Enforcement under the Aam Aadmi Party (AAP) government, which ruled
until February 2025, proved inconsistent. Diwali 2024 saw air quality indices
(AQI) soar beyond 450 "severe" levels despite green allowances,
exacerbated by cross-border stubble burning and vehicular exhaust. On November
4, 2024, the court initiated suo motu proceedings, rebuking authorities for
poor compliance and affirming Article 21's guarantee of a clean environment and
health.
Escalation followed swiftly. In December 2024, Justices Abhay S. Oka and
Augustine George Masih directed Delhi and NCR states to weigh a comprehensive
year round ban on manufacturing, storage, sale, and use, factoring in noise
pollution too. Delhi enacted it on December 19, 2024; Uttar Pradesh and
Haryana's NCR districts followed in January 2025. By April 3, 2025, the bench
deemed the ban "absolutely necessary," nullifying green cracker
exemptions, revoking manufacturer licenses, and threatening contempt for
violations. This crippled an industry employing thousands, mostly from
marginalized communities.
Delhi's Air Apocalypse: Fireworks as Catalyst
Delhi's pollution is a chronic killer, but Diwali fireworks act as an
accelerant. The city's AQI lingers in "poor" to "very poor"

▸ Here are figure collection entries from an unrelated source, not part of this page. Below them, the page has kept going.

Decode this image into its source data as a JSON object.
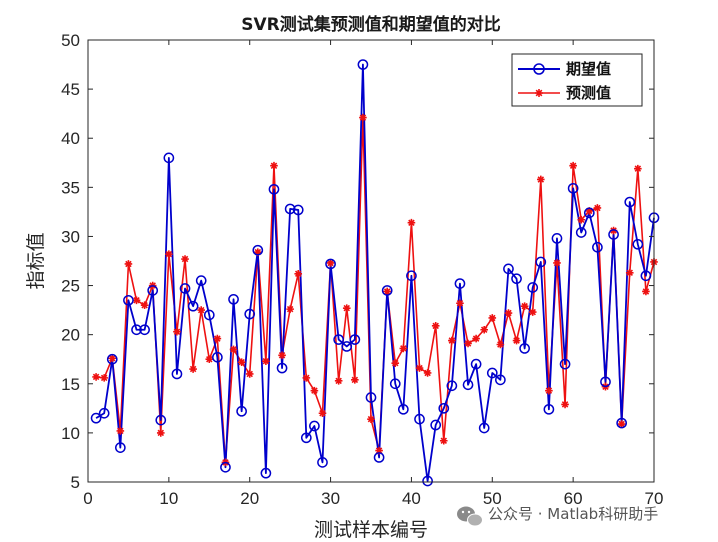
{
  "chart_data": {
    "type": "line",
    "title": "SVR测试集预测值和期望值的对比",
    "xlabel": "测试样本编号",
    "ylabel": "指标值",
    "xlim": [
      0,
      70
    ],
    "ylim": [
      5,
      50
    ],
    "xticks": [
      "0",
      "10",
      "20",
      "30",
      "40",
      "50",
      "60",
      "70"
    ],
    "yticks": [
      "5",
      "10",
      "15",
      "20",
      "25",
      "30",
      "35",
      "40",
      "45",
      "50"
    ],
    "grid": false,
    "legend_position": "top-right",
    "x": [
      1,
      2,
      3,
      4,
      5,
      6,
      7,
      8,
      9,
      10,
      11,
      12,
      13,
      14,
      15,
      16,
      17,
      18,
      19,
      20,
      21,
      22,
      23,
      24,
      25,
      26,
      27,
      28,
      29,
      30,
      31,
      32,
      33,
      34,
      35,
      36,
      37,
      38,
      39,
      40,
      41,
      42,
      43,
      44,
      45,
      46,
      47,
      48,
      49,
      50,
      51,
      52,
      53,
      54,
      55,
      56,
      57,
      58,
      59,
      60,
      61,
      62,
      63,
      64,
      65,
      66,
      67,
      68,
      69,
      70
    ],
    "series": [
      {
        "name": "期望值",
        "color": "#0000cc",
        "marker": "circle",
        "values": [
          11.5,
          12.0,
          17.5,
          8.5,
          23.5,
          20.5,
          20.5,
          24.5,
          11.3,
          38.0,
          16.0,
          24.7,
          22.9,
          25.5,
          22.0,
          17.7,
          6.5,
          23.6,
          12.2,
          22.1,
          28.6,
          5.9,
          34.8,
          16.6,
          32.8,
          32.7,
          9.5,
          10.7,
          7.0,
          27.2,
          19.5,
          18.8,
          19.5,
          47.5,
          13.6,
          7.5,
          24.5,
          15.0,
          12.4,
          26.0,
          11.4,
          5.1,
          10.8,
          12.5,
          14.8,
          25.2,
          14.9,
          17.0,
          10.5,
          16.1,
          15.4,
          26.7,
          25.7,
          18.6,
          24.8,
          27.4,
          12.4,
          29.8,
          17.0,
          34.9,
          30.4,
          32.4,
          28.9,
          15.2,
          30.2,
          11.0,
          33.5,
          29.2,
          26.0,
          31.9
        ]
      },
      {
        "name": "预测值",
        "color": "#ee1111",
        "marker": "star",
        "values": [
          15.7,
          15.6,
          17.6,
          10.2,
          27.2,
          23.5,
          23.0,
          25.0,
          10.0,
          28.2,
          20.3,
          27.7,
          16.5,
          22.5,
          17.5,
          19.6,
          7.0,
          18.5,
          17.2,
          16.0,
          28.4,
          17.3,
          37.2,
          17.9,
          22.6,
          26.2,
          15.6,
          14.3,
          12.0,
          27.3,
          15.3,
          22.7,
          15.4,
          42.1,
          11.4,
          8.2,
          24.4,
          17.1,
          18.6,
          31.4,
          16.6,
          16.1,
          20.9,
          9.2,
          19.4,
          23.2,
          19.1,
          19.6,
          20.5,
          21.7,
          19.0,
          22.2,
          19.4,
          22.9,
          22.3,
          35.8,
          14.3,
          27.3,
          12.9,
          37.2,
          31.7,
          32.6,
          32.9,
          14.7,
          30.6,
          10.9,
          26.3,
          36.9,
          24.4,
          27.4
        ]
      }
    ]
  },
  "watermark": {
    "icon": "wechat-icon",
    "text": "公众号 · Matlab科研助手"
  }
}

ranges year-round, but festive bursts propel it into "severe"
territory, where even brief exposure risks respiratory failure. Centre for
Science and Environment (CSE) analyses reveal post-Diwali PM2.5 spikes of 61%
under partial bans, down from 117% pre-restrictions, but still deadly.

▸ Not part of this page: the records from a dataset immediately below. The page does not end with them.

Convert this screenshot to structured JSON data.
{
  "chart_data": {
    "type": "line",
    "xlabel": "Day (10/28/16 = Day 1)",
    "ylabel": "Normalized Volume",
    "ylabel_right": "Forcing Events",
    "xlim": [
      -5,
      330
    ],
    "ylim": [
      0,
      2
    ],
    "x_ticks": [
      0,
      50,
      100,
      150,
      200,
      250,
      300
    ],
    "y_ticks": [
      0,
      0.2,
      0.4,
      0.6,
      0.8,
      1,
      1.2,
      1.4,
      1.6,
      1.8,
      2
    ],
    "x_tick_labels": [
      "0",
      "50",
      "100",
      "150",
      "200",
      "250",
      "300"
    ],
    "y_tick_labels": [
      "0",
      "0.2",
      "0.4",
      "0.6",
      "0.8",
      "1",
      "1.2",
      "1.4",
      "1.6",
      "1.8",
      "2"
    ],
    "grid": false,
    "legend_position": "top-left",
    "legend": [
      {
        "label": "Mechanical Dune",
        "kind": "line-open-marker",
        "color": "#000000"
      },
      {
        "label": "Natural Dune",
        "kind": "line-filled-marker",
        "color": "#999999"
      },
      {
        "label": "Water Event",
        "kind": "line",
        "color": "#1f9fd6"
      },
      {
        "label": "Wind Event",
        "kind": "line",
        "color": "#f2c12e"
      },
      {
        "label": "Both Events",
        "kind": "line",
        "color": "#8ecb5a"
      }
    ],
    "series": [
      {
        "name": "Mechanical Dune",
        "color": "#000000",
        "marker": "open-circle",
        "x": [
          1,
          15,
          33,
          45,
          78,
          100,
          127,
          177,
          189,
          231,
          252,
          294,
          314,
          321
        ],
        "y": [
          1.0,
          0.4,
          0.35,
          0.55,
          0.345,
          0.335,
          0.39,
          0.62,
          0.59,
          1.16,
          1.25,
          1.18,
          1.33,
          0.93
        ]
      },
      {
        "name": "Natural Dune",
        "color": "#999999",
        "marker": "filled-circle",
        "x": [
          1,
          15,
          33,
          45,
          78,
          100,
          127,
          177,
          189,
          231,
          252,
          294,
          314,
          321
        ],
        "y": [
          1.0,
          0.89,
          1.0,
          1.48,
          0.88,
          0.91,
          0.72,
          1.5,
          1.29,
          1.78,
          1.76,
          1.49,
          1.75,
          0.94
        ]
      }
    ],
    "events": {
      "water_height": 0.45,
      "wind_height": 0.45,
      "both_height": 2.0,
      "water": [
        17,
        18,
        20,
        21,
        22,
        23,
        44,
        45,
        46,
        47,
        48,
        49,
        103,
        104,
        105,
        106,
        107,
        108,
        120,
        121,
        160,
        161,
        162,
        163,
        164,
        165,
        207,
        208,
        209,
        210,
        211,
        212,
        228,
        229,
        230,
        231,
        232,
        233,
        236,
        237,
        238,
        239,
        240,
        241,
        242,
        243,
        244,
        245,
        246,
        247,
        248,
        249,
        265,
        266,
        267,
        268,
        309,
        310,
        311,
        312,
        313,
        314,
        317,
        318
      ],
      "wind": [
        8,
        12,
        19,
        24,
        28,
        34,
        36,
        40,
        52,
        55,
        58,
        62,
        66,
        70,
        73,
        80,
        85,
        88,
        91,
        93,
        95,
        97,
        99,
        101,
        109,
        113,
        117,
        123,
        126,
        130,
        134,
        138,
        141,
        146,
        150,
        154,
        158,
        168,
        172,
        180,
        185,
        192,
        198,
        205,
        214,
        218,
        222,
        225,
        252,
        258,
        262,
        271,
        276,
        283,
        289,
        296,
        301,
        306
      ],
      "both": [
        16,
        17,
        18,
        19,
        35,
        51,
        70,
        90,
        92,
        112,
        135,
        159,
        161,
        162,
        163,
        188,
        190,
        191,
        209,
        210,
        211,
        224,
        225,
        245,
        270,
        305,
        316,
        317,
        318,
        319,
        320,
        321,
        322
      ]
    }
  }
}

Firecrackers spew sulfur dioxide, nitrogen oxides, heavy metals, and ultrafine
particles that penetrate deep into lungs, triggering asthma, bronchitis, and
heart attacks.
Hospitals report Diwali surges: burns, eye injuries, and noise trauma
exceeding 140 decibels. Children, seniors, and the poor suffer most, lacking
access to purifiers amid systemic woes like Punjab-Haryana farm fires (160-600
daily in October-November), 10 million vehicles, and inversion-trapped smog.
Warmer 2024 Diwali nights worsened stagnation, rivaling global lows like
Lahore's infamous peaks.
The AAP era's Graded Response Action Plan (GRAP) lapses drew judicial
fire, but the February 2025 elections shifted gears. The Bharatiya Janata Party
(BJP) swept 48 of 70 seats, installing Rekha Gupta as Chief Minister on
February 20. Environment Minister Ashish Sood and Health Minister Pankaj Kumar
Singh have intensified enforcement: special police units, violator premise
seals, drone surveillance, and nodal officers for GRAP. Recent Air Act
amendments weakening penalties prompted court calls for stricter deterrence.
2025 Pivot: BJP's Pragmatism Meets Court Scrutiny
The new BJP administration has balanced rigor with realism. Ahead of
Diwali 2025, Sood's team has pushed tech driven monitoring while supporting
limited green cracker trials. In September-October 2025 hearings, Chief Justice
B.R. Gavai challenged Delhi's "elite" favoritism, advocating a
pan-India framework for equitable air quality.
On October 10, a bench including CJI Gavai and Justice K. Vinod Chandran
reserved orders on allowing NEERI/PESO certified green crackers for five days,
with QR app verification, licensed vendors only, and timed slots. Solicitor
General Tushar Mehta urged moderation, citing amicus curiae data showing
negligible long term AQI harm from controlled use. Environmentalists counter
with health perils, but Sood emphasizes chemical inspections to curb smuggling.
This "trial basis" could extend to events like weddings,
marking a thaw from the April ban's absolutism.